When first approached to share his knowledge, Clive was self-declared as someone not comfortable with the role of presenter. However his enthusiasm combined with an unquenchable thirst for research, has after a very few sessions seen him grow into the role. After tea/coffee and biscuits in our hosts’ dining room, a relaxed atmosphere developed as the group settled into a mixture of presentation and discussion. We also viewed a training video on orchard work, with many of the topics very relevant to the old trees in the orchard with their awkward shapes and injuries.
Before lunch we took a stroll through through the orchard to look at some of the different issues the trees have. Then after very amicable chats over our packed lunches we headed out with assorted pruning saws and loppers to put theory into practice.

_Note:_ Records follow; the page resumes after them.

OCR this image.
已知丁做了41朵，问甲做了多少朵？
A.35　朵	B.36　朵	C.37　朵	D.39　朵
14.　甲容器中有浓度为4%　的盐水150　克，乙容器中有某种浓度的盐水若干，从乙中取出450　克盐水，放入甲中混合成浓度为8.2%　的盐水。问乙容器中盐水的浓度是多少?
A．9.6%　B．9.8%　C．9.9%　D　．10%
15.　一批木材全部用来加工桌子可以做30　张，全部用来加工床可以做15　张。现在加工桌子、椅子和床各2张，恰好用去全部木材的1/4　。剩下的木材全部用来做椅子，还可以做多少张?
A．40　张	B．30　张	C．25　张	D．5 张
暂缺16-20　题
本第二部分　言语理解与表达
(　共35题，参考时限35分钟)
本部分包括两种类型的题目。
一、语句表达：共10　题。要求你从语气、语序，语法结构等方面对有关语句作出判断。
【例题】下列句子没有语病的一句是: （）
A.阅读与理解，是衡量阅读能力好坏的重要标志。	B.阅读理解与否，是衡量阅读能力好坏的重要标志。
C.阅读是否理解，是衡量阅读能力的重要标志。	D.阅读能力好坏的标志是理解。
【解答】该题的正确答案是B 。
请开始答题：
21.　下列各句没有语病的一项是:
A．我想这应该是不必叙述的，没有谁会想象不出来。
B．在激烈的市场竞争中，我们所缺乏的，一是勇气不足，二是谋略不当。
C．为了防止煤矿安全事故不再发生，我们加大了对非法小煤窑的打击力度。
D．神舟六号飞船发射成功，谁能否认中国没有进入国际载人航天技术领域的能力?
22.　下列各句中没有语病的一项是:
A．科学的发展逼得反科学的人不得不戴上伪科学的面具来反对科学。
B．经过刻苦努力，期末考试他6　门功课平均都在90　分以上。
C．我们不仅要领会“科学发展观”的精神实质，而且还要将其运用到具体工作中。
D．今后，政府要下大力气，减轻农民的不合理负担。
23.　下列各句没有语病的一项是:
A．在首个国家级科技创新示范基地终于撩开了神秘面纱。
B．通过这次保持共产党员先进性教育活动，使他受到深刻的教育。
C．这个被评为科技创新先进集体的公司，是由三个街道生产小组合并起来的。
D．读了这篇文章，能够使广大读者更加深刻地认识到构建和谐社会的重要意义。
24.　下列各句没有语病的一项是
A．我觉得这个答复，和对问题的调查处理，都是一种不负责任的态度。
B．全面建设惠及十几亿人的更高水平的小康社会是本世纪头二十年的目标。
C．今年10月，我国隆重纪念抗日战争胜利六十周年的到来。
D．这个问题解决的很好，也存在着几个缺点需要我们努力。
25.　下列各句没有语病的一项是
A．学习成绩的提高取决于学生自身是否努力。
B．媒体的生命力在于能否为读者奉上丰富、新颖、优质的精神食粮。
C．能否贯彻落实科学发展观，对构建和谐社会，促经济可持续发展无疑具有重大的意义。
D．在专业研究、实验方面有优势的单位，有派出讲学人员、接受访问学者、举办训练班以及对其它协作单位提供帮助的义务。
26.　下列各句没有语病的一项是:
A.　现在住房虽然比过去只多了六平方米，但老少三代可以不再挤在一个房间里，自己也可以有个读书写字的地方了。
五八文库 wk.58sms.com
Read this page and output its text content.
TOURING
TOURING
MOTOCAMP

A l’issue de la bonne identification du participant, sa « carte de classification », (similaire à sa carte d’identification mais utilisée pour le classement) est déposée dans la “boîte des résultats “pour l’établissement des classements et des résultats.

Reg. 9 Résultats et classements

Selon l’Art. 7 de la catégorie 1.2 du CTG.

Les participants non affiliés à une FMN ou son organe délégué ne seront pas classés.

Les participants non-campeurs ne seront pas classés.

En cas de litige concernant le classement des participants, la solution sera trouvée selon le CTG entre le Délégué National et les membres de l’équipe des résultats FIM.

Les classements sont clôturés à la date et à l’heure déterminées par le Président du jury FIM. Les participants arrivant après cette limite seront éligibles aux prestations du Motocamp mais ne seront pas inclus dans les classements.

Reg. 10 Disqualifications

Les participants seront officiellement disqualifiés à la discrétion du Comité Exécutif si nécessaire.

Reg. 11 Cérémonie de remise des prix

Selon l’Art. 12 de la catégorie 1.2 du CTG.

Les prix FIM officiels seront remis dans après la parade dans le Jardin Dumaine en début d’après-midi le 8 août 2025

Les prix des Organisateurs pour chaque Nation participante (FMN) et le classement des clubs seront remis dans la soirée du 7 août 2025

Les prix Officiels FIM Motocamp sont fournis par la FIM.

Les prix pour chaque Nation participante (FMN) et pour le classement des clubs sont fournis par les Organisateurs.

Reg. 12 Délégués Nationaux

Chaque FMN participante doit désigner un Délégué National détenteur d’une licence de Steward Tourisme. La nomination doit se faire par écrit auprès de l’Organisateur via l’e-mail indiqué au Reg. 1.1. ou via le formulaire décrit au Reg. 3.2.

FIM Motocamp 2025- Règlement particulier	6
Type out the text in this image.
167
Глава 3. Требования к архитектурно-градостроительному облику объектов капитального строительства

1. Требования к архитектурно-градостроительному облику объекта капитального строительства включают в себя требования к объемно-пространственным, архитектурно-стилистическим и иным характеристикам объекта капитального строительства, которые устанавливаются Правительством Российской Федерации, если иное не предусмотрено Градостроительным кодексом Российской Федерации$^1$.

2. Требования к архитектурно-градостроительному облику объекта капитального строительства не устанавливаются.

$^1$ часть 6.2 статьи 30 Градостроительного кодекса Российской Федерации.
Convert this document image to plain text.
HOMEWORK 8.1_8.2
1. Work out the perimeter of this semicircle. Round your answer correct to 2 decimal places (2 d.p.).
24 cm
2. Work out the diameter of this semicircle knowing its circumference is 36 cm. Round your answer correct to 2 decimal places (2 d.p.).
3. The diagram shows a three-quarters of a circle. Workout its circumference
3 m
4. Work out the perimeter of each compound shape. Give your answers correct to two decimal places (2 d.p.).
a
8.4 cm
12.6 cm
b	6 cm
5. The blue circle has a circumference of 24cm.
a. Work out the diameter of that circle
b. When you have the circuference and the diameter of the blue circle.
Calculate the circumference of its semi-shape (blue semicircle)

With the northerly end of the orchard having had quite a lot of attention in past sessions, we concentrated on a few trees which had had less pruning.
With, by now, limited leaf cover it was easy to see how much the trees were suffering from a plethora of crossing, often thin, branches and where these were in fact dead. In particular, we gave attention to one substantial tree which had been uprooted by wind earlier in the year. Though on its side with much of its root system exposed, it still had produced full leaf and a crop this year. Many of the apples would not have been easily reached had it remained in place. Part of the group set about giving it a significant pruning, taking away a couple of large broken branches as well as lots of smaller ones. In its trimmed state, not only does it have a chance of producing a crop in future, but it is also retained as a useful home for all sorts of life forms. And that wouldn’t be the case if it had been cut up and taken away. Well done to the team.